Recap/Review – Archer Season Premiere

It’s that time of year again, folks. For the better part of a decade, sometime by spring, the crew over at FX churns out another season of Archer for the rabid fans. The kind of people who shout out “Holy Shit Snacks!” when surprised or who can’t help saying “phrasing” then giggling when someone mentions how “hard” a task is. This year, in the eighth season, the show finds itself shifted over to FXX for a change. Other than that, the other major shakeup is that this time around, 99% of the show takes place in a coma – in Archer’s three-months-to-date ongoing coma that we found him in at the start of last week’s season premiere.

In the waking world, Lana & Mallory, the two most important women in Archer’s life had a brief chat after Woodhouse’s funeral, reflecting on Archer’s fate and bringing us up to date on the situation via rather snappy exposition. Mallory wondered what dreams he must be having, and presto blammo, we sank into Archer: Dreamland, as the newest season is branded. Woodhouse’s death was something we knew had to happen, as the legendary George Coe who provided his voice passed away in 2015. They worked around that issue last year by simply having him be missing the whole time, but this year we finally got closure. And we learned what happened after Archer got shot and left to drown in a pool at the end of season seven.

Jump with me for more.

They redid the opening sequence and music to reflect the new season’s branding, similar to how they treated their cocaine-addled season five: Archer Vice. And as the curtains rose in the dream world, we found amazingly Private Investigator Sterling Archer was dealing with his partner, Woodhouse’s, death. But the synchronicity mostly ended there. For one thing, we’re in the late 1940s in a still growing Los Angeles. The next thing you have to adjust to is the way the various characters are reinvented. Mallory is a crime boss and owner of swanky nightclub, “Dreamland.” Ray, Krieger, & Lana all work for her at the club. Ray is a horn player, Krieger is a heroin-dealing bartender, and Lana is a singer.

I have to ask if I was the only one who cringed to hear Lana crooning the song “Fever”? It was a subtle instance of racial humor, referring to the on-again/off-again love Archer & Lana share. A black woman and a white man. “Jungle Fever”… I repeat my cringe.

Pam is a gender-ambiguous detective who works under Captain Cyril Figgis. Len Trexler is a rival gangster “whose hobby is dissolving people in acid,” and Barry Dylan is his righthand man. After threatening Krieger for info on how Woodhouse died, Mallory had Archer brought in for a meeting. She told him to refer to her by the codename “Mother.” I almost cringed to this too but decided to let it slide. By the time they got to this meeting, I had noticed something magical about this new coma format. In abandoning the well-established ways the characters feel about each other, they are able to go back to pure witty dialogue based off wordplay, not just the quirks of the existing character dynamics.
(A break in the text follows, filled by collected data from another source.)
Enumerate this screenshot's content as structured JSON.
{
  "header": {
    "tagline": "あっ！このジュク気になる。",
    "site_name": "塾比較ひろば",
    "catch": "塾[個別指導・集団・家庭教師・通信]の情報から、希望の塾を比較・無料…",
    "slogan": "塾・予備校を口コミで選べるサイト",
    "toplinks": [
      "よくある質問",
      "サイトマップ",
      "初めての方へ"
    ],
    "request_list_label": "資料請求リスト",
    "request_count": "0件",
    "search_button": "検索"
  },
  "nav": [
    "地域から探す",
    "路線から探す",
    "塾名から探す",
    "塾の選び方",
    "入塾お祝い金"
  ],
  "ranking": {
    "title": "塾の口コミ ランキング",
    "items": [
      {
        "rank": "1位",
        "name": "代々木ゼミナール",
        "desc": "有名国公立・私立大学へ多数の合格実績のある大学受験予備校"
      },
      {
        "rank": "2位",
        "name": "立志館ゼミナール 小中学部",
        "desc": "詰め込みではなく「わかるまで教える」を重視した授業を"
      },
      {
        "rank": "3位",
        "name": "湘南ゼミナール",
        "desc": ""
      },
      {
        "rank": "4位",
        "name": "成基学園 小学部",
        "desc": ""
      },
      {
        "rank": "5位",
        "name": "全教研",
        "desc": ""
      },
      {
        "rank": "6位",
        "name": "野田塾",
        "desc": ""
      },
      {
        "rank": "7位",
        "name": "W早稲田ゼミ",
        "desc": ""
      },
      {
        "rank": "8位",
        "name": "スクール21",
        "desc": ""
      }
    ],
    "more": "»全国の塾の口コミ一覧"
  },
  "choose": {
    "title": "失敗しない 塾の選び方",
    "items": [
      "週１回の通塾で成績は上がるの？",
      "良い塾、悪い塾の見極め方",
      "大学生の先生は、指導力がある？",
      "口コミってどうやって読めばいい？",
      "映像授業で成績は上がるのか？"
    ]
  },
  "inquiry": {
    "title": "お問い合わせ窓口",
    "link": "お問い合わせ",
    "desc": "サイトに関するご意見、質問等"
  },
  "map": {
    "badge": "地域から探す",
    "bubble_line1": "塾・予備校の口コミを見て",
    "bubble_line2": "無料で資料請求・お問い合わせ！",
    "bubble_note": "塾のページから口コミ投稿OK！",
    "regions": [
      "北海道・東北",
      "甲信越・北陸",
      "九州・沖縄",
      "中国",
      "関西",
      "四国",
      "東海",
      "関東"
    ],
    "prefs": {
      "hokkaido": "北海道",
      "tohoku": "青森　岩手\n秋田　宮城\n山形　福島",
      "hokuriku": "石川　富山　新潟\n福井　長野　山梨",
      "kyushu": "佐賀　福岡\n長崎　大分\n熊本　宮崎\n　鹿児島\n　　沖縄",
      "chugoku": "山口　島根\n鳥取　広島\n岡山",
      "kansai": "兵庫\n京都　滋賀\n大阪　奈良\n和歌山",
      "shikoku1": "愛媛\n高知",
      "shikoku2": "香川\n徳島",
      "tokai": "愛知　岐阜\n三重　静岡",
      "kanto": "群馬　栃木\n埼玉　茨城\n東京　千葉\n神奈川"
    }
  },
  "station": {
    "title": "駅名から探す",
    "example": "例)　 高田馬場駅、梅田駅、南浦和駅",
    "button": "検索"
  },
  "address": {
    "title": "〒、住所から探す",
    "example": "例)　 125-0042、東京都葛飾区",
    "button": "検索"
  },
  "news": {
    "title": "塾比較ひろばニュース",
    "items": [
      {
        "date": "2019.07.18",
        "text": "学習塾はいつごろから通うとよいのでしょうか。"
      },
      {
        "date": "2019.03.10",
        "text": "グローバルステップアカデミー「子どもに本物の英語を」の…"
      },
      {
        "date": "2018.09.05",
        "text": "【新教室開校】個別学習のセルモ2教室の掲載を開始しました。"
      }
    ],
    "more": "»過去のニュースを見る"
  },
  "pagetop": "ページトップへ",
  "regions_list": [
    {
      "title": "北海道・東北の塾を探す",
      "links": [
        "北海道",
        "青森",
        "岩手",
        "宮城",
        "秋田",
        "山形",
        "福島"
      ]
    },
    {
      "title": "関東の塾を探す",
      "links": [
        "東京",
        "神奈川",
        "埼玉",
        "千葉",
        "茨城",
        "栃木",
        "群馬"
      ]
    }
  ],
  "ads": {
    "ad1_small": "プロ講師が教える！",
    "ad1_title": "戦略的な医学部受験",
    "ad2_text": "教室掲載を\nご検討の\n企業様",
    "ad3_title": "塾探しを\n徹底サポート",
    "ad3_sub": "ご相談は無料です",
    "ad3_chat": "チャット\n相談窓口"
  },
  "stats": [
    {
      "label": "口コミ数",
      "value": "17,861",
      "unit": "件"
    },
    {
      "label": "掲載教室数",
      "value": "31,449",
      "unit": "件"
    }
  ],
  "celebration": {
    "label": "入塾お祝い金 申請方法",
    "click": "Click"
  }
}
Archer then found that Woodhouse left him a package of clues to investigate, should he turn up dead. But instead Archer locked the envelope in his safe and went on orders from “Mother” to investigate what Trexler was smuggling. Horribly enough, it turned out to be Asian women, in a human-trafficking operation. Poovey caught him spying on the scene and was convinced to help after a brief argument over which phrase was more racist: “white slavery” or “yellow slavery.”

During his surveillance and then again in the attack they made on the departing truck of bound women, Archer started to experience flashbacks to WWII, in which he was a highly decorated soldier. Somehow the flashbacks, which should have distracted him, instead helped him to unleash a “world’s best spy”-flavored can of whup-ass as his memories and present started to synchronize. It was almost as if they were sending up Assassin’s Creed; if not, then this glitch in the dreamscape may turn out to be a bigger plot point later in the season.

The last scene and last reinvention of a character is Cheryl as Charlotte Vandertunt, heiress of a great fortune, who wanted to hire Archer to kill her. Now that sounds like Cheryl! Put that weirdness on top of the fact that the safe got raided while he was out, and this rendition of the show is going strong right out of the gate.

Sadly, this season will only last 8 episodes, so it’s gonna go fast. Hold on to your fedoras, people. It’s going to be both exciting and hilarious! New episodes air tonight and each week on Wednesdays on FXX at 10/9c.